異能力で異世界充実 ―非現実の扉―

田所舎人

第59節 換金

 何かが傍でモゾモゾと動いている。そんな気配で俺は目が覚めた。
 ああ、アイリスが起きたのか。
 俺は寝ぼけ眼のまま上体を起こし、散らかった酒宴の残骸を見て辟易した。


「アイリス、片づけておいて。水とか使うなら、これ使って」


 俺は財布から銀貨を一枚取り出してアイリスに渡す。


「かしこまりました!」


 アイリスの返事を聞いてから、俺は二度寝を決心する。






 次に目が覚めた時はサイドテーブルに並んだグラス類とサイドチェアに座るアイリス。日はそこそこ高くなっており、俺自身空腹を感じていた。


「アイリス。腹減ってないか?」


「お腹ですか? 少し空いてます」


「なら、なんか食べるか。

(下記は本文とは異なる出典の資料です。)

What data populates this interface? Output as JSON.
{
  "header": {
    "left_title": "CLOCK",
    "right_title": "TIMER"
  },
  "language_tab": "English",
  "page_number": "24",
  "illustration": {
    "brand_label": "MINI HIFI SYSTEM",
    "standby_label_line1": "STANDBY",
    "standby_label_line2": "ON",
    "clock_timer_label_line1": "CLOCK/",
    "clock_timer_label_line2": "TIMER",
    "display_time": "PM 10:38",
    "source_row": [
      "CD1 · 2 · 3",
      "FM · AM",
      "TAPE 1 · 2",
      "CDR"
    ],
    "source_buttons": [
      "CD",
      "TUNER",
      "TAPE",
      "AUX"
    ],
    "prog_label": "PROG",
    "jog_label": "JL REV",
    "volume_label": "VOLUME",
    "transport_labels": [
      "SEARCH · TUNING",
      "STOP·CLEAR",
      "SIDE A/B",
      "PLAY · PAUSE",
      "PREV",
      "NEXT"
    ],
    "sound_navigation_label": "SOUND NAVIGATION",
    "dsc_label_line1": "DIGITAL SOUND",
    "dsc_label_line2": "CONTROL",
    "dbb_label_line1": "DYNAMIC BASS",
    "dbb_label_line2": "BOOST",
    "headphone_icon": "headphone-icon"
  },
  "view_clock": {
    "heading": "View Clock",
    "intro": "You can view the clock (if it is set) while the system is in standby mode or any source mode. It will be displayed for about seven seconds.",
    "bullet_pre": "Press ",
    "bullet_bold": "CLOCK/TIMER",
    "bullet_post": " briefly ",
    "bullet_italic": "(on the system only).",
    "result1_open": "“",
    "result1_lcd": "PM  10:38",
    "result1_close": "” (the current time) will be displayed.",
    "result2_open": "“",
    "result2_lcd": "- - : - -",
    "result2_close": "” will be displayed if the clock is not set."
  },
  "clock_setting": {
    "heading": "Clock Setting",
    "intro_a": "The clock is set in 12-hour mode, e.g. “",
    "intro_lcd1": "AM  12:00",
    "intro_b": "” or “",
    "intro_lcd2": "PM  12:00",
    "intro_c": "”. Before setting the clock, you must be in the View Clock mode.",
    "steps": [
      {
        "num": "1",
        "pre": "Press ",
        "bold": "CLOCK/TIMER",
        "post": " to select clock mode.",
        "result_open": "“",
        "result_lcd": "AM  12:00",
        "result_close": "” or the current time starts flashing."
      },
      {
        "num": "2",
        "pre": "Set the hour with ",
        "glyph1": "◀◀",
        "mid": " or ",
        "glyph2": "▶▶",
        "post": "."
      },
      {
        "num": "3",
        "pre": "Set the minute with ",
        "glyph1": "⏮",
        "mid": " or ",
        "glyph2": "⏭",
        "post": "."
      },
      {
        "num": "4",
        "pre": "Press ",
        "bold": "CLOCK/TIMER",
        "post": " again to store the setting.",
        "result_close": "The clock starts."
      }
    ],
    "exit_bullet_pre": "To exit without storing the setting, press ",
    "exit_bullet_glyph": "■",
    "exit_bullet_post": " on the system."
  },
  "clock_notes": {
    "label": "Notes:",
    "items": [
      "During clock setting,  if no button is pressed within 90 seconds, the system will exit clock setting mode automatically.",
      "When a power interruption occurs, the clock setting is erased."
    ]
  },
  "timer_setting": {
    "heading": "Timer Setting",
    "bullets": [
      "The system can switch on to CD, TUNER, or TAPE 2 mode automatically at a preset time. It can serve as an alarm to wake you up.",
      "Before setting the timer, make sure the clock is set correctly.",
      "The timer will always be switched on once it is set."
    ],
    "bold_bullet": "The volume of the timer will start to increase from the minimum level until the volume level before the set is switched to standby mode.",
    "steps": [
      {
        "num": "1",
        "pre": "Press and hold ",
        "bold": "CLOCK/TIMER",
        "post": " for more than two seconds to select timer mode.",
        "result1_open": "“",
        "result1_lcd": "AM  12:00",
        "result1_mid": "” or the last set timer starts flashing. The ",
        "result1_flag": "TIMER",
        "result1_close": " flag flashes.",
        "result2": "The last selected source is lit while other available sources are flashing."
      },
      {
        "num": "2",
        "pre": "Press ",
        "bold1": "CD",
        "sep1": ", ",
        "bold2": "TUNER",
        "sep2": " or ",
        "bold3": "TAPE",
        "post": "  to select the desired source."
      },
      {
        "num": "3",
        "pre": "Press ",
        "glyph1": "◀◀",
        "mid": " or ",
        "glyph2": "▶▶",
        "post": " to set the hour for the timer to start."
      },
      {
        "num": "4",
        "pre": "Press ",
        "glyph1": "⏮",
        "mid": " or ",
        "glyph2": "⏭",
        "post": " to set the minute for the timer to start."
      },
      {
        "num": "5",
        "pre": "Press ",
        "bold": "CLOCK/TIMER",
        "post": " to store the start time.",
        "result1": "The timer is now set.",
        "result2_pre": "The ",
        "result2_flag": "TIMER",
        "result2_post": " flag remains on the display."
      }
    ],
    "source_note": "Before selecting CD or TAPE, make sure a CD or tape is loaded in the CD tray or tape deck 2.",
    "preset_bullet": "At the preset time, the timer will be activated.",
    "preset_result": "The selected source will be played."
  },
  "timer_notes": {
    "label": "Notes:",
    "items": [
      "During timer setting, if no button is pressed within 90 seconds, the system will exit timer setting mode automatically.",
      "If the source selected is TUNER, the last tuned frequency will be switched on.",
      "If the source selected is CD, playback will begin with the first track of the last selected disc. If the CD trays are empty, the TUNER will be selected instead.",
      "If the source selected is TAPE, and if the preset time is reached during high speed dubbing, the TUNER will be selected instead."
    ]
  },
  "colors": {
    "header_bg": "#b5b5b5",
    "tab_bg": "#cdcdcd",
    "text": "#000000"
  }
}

アイリス、これで二人を連れて飯でも食ってこい」


 銀貨を一1枚渡す。


「カズキ様は?」


「俺は向こうで食ってくる。こっちの飯は美味いことは美味いんだが、物足りない」


「わかりました。あと、これお釣りです」


 大銅貨を9枚手渡される。ああ、水の使用代って大銅貨1枚なのか。
 俺はそれを受け取ろうとして、やっぱりやめた。


「それも好きに使え。それより、今日から本格的に商売を始める。手始めにいくつか商品を用意して、俺の知り合いに鑑定してもらって、それをオルコット商会のセシルに売る。目標としてこの国で家を買うぞ」


「家ですか?」


「ああ。どれぐらいか分からないが、金貨20枚を具体目標とする」


「はい!」


「実際に動いてもらうのはロージーとハリソンだからな。二人にはバテないように十分飯を食べるよう言っておいてくれ」


「私は何をすれば?」


「アイリスは俺と一緒に商品を鑑定屋に持っていく。その荷物持ちだ」


「分かりました!」


「じゃあ、俺は朝食がてら商品を買ってくるからお前らは準備しておけ。この部屋には鍵をかけておくから、戻ってきたらお前は二人の部屋で待機だ」


「はい! 行ってきますね!」


 俺はアイリスを見送ってから部屋に鍵をかけ、現代に戻る。
 今日の朝食はうどんチェーン店でごぼ天うどんを食べる。ごぼう独特の歯ごたえが俺は好きだ。
 うどんを食べ終えた後、異世界で販売する商品を考える。安くて軽くて利益率が高い物がいい。なにせ運搬できる人が俺しかいない。そうすると、輸送が楽なものがいい。そして、大量に入荷できるものがいいな。金貨1枚は10000エルグで90000円に相当する。つまり、900円の品物で100エルグ以上の売り上げがないと利益が出ない。
 ふと、アイリスとの朝のやり取りや昨日のシャワーを思い出す。こちらの世界とあちらの世界では当たり前だが物価が違う。その中でも日本では非常に安価で手に入り、好きな時に好きなだけ手に入る資源がある。
 水だ。
 蛇口をひねればいくらでも出てくるし、ホースをつなげばいくらでも運べる。井戸水で大銅貨1枚だ。どれだけ利用したのかは分からないが、そう多い物ではないだろう。
 ……水を売るには容器がいるな。
 こっちの世界ではペットボトルなんてただのゴミだが、あちらに持っていけば割れず壊れず軽くて持ちやすい容器だ。向こうではもっぱら、水を入れる器といえば動物の胃袋から作った皮袋だ。値段までは知らないが、それなりの値がするのだろう。少なくとも、その皮袋よりは良い値がつくはずだ。
 安価にペットボトルを手に入れる方法は不潔な話だがゴミから直接取り出す方法か。いや、やめておこう。
 それはそれとして、水を売るための容器を普及させるのは悪くない考えな気がする。
 ディスカウントショップで売られている天然水系のペットボトルは2リットルで100円を切ることはざらだし、500ミリリットルのものでも非常に安価だ。そして、向こうの世界では水そのものが大銅貨1枚に相当するとすると100円の天然水ペットボトルが90円相当のエルグ硬貨に化け、ペットボトルそのものに値をつければ更に利益が出る。
 悪くない。
 早速、近所のディスカウントショップで2リットルペットボトルの6本入りのダンボールひと箱を買って異世界に送る。
 飲み物つながりで思い出したが、ハリソン曰く、こっちの酒は向こうの酒は非常に酸っぱくて美味しくないらしい。そこに現代の酒を持っていくとどうなるかというのは非常に興味深い。さらに数本だけ追加購入する。
 さてと、本格的商売の始まりだ。